I often think of a Lunar visit like a camping trip, and I imagine others do too. You do without, you make do with limited supplies, you put up with the extra time it takes to clean anything, to cook anything, to carry water. You rely more on disposable things, bags of trash and waste. But what happens after a week of that, when you need to live there permanently? How do we get from camping trip to sustainable, without shifting to use even more water? And where does all that water go?

K and I actually talked about greywater systems when we first bought this house. It seems so logical: rather than lumping all this water in with the sewage, give it a (relatively) quick rehabilitation and use it to keep all those trees happy. But like the geothermal heat pump (so logical), the solar panels (still logical), the battery backup, the drip irrigation system… the actual project to build the thing gets mired in planning, financing, hiring capable people, and interfacing with 50-year-old systems. (OK, the drip irrigation wasn’t that complicated. Still enough work to last the entire summer.) I get so excited about the idea and the design, but the execution just makes me tired.

So for now I carry water. And think about it. A lot.

 

 

Twitter is back (on probation)

Oh, hello. My last post was just over a year ago; I declared that I was taking a break from Twitter for 2018. So. How did that go?

Spoiler alert: I didn’t miss Twitter much, but I did miss you, kind reader.

I didn’t miss any news. I mostly rely on The Guardian because I can read it daily (and no more frequently), I can pay for it directly, and it has an outside-the-US perspective. Space news comes from, well, Space News, as well as TMRO.

I certainly didn’t miss the drama. My life was refreshingly free of fights over apologies for slights over comments about news. Oddly enough, those fights sometimes ended up as Guardian stories, and they sounded pointless by the time they did.

I did miss friends. Even the occasional photo from a vacation or a night out can be nice, or a quick update about a new job or a move. We had our own milestones this year, like moving into our first house, and we only shared them with the few people immediately around us. It felt like losing touch.

With that in mind, I’m goin’ back in. So what’s different now?

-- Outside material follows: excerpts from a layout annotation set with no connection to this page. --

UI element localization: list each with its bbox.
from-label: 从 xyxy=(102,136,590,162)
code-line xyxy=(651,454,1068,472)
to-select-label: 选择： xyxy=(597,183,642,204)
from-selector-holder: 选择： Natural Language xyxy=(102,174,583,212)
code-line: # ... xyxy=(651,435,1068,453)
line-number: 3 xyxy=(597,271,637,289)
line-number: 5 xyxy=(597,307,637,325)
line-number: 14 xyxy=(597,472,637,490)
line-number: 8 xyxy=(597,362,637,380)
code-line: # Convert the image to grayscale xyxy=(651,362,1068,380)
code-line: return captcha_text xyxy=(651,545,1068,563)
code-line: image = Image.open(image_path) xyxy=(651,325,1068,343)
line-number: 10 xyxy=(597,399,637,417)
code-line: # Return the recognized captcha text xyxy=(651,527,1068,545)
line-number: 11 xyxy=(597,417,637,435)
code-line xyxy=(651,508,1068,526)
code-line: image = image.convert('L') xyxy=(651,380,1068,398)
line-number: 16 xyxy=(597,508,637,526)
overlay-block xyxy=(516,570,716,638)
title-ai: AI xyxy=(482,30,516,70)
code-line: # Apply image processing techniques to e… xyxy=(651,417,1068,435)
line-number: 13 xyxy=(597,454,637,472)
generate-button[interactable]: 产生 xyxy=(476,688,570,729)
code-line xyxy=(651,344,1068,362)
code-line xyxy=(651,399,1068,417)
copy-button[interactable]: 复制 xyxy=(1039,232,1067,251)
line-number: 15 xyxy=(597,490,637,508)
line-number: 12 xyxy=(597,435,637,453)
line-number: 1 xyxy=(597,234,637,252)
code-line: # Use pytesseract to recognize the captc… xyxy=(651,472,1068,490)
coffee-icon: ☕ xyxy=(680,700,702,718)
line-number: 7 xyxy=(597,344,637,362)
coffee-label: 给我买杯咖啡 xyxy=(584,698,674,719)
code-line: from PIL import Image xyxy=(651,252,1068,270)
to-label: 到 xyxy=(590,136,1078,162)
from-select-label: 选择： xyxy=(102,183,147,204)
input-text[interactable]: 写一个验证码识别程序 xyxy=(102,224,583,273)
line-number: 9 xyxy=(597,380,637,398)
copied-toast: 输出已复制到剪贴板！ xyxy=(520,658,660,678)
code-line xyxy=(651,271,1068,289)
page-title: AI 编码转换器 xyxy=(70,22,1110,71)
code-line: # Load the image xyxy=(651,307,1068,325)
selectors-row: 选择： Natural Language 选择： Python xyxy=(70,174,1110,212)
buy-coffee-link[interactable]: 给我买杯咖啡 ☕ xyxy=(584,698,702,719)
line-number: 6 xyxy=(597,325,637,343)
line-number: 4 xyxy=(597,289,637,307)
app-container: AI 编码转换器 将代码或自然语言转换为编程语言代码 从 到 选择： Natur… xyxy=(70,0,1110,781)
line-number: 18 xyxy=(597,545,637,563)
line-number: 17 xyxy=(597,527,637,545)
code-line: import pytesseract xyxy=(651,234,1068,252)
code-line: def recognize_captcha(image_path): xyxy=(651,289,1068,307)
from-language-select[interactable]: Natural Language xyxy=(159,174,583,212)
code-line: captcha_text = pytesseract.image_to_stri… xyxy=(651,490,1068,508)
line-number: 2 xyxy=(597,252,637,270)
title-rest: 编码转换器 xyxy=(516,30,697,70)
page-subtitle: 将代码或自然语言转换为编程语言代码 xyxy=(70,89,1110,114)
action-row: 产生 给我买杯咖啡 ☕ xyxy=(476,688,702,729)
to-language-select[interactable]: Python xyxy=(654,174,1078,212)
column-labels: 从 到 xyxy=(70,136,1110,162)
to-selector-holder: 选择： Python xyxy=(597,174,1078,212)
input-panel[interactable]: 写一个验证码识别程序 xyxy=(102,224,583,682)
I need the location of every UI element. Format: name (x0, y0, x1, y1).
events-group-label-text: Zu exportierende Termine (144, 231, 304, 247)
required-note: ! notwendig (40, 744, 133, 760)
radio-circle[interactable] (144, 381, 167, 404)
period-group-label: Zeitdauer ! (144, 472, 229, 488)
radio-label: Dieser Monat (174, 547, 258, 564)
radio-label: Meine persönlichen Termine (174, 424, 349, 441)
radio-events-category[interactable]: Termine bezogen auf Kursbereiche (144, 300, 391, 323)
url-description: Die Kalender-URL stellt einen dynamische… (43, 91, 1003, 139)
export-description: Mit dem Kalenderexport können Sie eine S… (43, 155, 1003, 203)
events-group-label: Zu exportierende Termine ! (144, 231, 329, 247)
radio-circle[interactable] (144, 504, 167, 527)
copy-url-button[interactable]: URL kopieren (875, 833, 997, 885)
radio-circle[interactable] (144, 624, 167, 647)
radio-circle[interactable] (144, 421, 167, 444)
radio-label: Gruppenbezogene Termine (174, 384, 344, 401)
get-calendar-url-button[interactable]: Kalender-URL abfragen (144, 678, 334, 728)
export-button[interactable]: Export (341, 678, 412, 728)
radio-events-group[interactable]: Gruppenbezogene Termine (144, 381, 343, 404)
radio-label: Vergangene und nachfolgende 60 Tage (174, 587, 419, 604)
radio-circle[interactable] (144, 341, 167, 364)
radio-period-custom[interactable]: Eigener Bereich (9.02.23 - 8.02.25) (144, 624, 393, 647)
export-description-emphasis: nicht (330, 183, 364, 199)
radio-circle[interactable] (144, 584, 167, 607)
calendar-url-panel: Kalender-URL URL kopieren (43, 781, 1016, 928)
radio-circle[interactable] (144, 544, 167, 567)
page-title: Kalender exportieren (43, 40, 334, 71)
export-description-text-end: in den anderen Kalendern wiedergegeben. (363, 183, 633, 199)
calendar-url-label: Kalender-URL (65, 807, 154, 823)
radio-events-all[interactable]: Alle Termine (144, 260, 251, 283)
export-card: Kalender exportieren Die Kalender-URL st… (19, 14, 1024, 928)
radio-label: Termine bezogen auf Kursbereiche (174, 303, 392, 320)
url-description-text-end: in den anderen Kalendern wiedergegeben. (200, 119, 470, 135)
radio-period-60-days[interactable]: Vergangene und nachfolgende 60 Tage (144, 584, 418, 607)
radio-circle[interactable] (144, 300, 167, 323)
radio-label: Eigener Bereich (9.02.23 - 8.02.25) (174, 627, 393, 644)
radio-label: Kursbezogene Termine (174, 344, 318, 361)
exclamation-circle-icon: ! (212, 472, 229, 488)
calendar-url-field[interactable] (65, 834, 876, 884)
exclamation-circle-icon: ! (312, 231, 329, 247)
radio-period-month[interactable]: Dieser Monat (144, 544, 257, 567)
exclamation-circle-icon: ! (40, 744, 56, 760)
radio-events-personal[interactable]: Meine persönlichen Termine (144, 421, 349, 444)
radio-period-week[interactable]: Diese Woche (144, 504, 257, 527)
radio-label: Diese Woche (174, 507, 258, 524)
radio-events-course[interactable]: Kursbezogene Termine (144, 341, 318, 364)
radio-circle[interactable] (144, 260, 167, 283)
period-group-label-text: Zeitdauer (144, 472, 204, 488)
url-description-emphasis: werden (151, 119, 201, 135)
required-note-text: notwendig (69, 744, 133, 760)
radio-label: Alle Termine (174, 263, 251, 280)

First, I don’t sit on a bus for 3 hours a day anymore. Twitter won’t get big blocks of my time, because I don’t have them. In 2018 I switched from obsessively scanning through Twitter to obsessively scanning through Discord (and Slack and a few subreddits), so it’s not like I’m a social media angel now. I just won’t have the opportunity, so I think it’ll be a bit safer.

Second, spending a year without 99% of Twitter reminded me that I don’t need all of it. I don’t even need most of it. My plan is to stop following a bunch of people (because it turns out no one really needs DM access to me) and stick to a few quiet corners of Twitter. Starting today I’m sifting through messages to separate out the ones that bring joy from the ones that only bring drama.

We’ll see how it goes. Until then, Happy New Year!